Here, air cargo [Air Cargo] provides a solution. Its reduced times, versatility and ability to care for such a delicate product offer a performance that would make any other form of global flower marketing unfeasible.
Also, some countries or regions have special days when the demand for roses also grows. For example, September 22 is its world day, but in countries such as the United States or India it is celebrated in June. Meanwhile, in Spain, on April 23, it is also traditional to give a rose as a gift for Catalonia’s regional holiday, Saint Jordi.
A strong economic driver
Far from being secondary products in the economy of many of these countries, the flower market is central and accounts not only for a significant percentage of exports, but also for a large labor force.
For example, in Kenya, it is estimated that almost one million people work in the rose flower industry. The country is the world’s largest producer of these flowers, which account for 10% of its exports. Large quantities of roses leave Nairobi airport every year and are quickly sold to their main destinations: The Netherlands, United Kingdom, Germany, Russia, Saudi Arabia or the United Arab Emirates.

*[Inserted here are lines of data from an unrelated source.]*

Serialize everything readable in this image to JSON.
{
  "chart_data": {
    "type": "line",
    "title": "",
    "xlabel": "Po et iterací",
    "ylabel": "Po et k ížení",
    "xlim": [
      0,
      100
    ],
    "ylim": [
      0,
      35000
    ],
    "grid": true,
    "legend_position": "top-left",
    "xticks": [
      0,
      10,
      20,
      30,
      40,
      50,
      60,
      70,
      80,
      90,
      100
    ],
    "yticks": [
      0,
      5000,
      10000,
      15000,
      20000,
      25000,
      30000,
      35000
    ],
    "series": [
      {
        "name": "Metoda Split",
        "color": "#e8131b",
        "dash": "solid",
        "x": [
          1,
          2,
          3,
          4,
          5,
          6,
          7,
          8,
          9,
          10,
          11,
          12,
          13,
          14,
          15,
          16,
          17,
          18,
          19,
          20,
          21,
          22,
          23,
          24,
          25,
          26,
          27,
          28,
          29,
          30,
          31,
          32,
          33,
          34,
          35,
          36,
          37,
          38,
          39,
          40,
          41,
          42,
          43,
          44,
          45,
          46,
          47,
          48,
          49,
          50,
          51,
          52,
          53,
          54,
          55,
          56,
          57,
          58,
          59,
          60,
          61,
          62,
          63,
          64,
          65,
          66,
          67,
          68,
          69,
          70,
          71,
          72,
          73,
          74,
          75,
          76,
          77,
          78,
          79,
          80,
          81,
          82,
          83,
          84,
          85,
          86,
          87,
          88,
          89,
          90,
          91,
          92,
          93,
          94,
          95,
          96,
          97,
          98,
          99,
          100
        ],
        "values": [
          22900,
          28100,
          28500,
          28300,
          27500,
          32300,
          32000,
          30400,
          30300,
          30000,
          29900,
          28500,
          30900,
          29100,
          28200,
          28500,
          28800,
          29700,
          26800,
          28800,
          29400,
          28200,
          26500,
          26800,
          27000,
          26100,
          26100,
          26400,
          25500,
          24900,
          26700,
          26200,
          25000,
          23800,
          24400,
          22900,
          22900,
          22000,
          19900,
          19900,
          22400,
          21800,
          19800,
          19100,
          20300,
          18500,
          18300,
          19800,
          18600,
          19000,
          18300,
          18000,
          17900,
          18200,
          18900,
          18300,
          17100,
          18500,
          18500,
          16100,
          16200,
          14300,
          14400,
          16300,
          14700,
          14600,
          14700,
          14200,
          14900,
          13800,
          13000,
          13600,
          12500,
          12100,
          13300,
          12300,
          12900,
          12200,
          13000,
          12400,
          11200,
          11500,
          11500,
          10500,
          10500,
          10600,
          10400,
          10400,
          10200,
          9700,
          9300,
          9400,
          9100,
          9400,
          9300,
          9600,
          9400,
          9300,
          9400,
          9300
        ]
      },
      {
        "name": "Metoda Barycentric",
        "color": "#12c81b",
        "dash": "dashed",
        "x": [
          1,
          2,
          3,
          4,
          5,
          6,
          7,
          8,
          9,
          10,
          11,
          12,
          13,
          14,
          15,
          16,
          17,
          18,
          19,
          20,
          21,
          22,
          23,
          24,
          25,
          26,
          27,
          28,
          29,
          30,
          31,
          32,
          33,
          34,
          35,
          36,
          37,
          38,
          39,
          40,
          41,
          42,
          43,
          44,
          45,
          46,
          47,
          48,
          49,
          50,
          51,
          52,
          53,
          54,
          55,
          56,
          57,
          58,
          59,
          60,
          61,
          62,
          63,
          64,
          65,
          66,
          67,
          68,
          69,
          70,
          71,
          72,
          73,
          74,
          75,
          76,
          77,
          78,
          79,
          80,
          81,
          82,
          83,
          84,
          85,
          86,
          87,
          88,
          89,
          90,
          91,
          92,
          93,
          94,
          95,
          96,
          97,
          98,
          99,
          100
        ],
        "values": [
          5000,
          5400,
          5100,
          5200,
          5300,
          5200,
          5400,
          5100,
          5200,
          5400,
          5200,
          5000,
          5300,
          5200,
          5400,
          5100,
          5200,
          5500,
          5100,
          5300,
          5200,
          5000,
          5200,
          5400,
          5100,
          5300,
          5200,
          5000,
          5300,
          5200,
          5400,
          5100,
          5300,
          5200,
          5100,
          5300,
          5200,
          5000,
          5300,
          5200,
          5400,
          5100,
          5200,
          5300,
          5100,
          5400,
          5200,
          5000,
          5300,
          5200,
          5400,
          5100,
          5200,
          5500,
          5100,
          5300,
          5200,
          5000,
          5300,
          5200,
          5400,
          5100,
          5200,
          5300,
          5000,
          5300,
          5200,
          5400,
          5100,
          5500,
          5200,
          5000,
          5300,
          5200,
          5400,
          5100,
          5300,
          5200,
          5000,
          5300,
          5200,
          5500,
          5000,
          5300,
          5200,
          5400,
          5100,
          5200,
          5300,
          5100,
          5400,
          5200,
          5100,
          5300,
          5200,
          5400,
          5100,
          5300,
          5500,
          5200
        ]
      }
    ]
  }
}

For Colombia and Ecuador, on the other hand, they represent between 4 and 3.5 percent of their exports. Although it may seem minor, this makes them major players in this market, occupying second and third place. In addition, their exports have a key destination, the world’s leading importer: the United States. Between them, they account for 83% of the flowers arriving in that country.
The situation of the Netherlands is different. Although it is the world’s leading exporter, with almost 50% of sales, the diversification of its economy makes it a relatively minor product in its national accounts. However, it has specialized in services linked to floriculture: for example, its national airline, KLM, is one of the main carriers of flowers worldwide.